The two weeks of meetings in Bonn are the opening round of discussions on what the Kyoto Protocol should look like in its second, post-2012 phase. It is widely expected that the second phase will include stiffer penalties for countries that do not meet their targets. In a report submitted last week, Canada called for the second phase to be more lenient, with voluntary targets, longer deadlines and exceptions for Canada's natural-resource-based economy.
"It is time to take stock of our experience to date and to explore new options with an open mind," Ms. Ambrose said yesterday.
The main criticism of Kyoto is that it doesn't go far enough in curbing emissions. Quite telling that Ambrose is arguing that Kyoto is too rigid and we should look at further weakening for the future. I think we should get used to the word "voluntary", because it will be the cornerstone of the Conservatives environmental policy. Nothing says action, regulating industry and stiff penalties like a system with no enforceable targets. Profit-driven, amoral corporations will have the responsibility to do the right thing, while government offers superficial incentives that lack teeth. A recipe for complete failure if there ever was one.
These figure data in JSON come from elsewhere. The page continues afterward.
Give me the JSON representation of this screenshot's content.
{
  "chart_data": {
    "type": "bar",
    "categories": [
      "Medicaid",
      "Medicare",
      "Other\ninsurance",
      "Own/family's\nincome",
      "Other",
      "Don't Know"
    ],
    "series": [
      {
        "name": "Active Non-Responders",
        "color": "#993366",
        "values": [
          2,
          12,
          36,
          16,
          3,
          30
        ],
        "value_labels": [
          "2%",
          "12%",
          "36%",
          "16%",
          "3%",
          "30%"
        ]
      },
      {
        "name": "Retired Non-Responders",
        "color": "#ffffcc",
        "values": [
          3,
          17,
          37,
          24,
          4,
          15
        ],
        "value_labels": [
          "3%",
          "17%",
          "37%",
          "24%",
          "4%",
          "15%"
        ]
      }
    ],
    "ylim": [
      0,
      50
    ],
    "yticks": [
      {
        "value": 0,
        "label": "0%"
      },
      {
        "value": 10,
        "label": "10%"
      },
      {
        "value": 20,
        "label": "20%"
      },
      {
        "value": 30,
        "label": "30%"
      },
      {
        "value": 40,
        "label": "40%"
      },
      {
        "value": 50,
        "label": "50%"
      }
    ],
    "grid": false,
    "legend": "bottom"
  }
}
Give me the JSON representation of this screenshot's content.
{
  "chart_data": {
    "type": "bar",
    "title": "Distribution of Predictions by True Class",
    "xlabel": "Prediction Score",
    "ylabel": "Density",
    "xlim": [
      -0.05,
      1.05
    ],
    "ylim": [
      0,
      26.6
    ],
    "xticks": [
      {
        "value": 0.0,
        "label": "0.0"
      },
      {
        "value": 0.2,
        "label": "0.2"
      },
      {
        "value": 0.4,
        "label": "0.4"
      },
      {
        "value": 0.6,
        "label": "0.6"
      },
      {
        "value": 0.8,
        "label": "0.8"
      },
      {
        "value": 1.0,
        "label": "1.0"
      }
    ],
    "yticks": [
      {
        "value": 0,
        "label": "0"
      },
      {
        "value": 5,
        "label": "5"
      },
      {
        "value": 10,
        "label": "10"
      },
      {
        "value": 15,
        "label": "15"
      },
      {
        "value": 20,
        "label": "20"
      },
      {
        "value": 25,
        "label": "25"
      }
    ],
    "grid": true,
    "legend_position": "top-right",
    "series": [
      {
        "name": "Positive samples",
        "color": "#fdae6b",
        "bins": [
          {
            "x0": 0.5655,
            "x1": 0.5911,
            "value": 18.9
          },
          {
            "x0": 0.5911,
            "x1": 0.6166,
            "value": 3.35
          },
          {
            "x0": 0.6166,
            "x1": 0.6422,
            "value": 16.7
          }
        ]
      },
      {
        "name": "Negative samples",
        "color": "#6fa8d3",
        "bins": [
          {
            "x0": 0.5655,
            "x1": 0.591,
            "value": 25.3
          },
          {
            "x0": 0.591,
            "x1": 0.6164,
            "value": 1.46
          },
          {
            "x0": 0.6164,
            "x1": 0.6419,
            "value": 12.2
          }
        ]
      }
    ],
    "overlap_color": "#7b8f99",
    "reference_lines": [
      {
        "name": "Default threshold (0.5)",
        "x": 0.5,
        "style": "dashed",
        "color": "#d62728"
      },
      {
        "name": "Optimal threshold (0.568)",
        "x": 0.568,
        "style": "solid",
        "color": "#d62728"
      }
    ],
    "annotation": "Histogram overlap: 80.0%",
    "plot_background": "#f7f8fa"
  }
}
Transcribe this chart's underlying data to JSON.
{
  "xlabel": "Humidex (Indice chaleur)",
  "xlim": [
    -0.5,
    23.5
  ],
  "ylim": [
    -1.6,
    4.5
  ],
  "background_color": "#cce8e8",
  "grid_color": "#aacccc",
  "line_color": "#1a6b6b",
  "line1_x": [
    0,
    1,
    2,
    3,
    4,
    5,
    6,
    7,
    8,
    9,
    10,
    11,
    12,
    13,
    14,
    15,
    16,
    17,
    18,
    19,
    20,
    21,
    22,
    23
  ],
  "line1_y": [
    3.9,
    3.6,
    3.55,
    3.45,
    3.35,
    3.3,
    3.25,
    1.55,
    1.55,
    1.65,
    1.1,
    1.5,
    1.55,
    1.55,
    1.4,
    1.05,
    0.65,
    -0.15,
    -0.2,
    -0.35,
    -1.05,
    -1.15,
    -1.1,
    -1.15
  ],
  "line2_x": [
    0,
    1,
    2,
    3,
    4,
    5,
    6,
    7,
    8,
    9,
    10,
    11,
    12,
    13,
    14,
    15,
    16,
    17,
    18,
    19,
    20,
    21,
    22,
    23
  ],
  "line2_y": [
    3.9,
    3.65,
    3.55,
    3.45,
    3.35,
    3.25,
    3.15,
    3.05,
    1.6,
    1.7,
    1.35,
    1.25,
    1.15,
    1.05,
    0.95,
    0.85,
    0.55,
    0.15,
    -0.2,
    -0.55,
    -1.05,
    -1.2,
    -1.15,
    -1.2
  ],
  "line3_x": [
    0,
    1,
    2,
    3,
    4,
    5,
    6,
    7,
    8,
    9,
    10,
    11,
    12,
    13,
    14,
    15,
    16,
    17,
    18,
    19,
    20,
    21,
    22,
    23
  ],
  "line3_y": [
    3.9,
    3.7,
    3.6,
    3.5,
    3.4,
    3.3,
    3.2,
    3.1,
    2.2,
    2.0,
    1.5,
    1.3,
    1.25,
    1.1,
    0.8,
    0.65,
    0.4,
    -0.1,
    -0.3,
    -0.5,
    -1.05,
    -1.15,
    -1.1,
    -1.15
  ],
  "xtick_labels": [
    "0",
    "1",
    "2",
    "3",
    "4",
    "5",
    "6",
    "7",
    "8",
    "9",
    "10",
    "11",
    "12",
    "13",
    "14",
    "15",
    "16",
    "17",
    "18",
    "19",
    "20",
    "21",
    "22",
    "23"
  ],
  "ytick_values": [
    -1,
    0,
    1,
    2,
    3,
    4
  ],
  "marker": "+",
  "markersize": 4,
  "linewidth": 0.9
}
How is Ambrose playing in Bonn:
The ECO newsletter, which is distributed at international environmental meetings and speaks on behalf of about 300 non-governmental organizations, joined Canadian environmentalists in calling on Ms. Ambrose to resign as chair of the climate-change talks.
"Avoiding dangerous climate change clearly requires leadership from industrialized countries such as Canada in reducing emissions now and an agreement on deeper reductions for the second commitment period," the newsletter said. "If you feel, as Chair of these proceedings, that you and your government are not committed to fulfill your obligations under the Kyoto Protocol and that you cannot provide this needed leadership for the future, please, do the honourable thing. Step down."
Steven Guilbeault of Greenpeace Canada is in Bonn, and said foreign diplomats and negotiators are quite surprised at Canada's new position toward the protocol.
"People in the corridors are talking about living a nightmare. After the leadership Canada showed in [December] in Montreal, to see such regression on the part of Canada is a bit of a shock to a number of delegations here," he said.
We should replace Ambrose with the CEO's of the various big oil and gas companies. In this way, we would avoid any confusion on who now controls the climate control debate in Canada. Ambrose is showing herself to be the industry stooge we all predicted.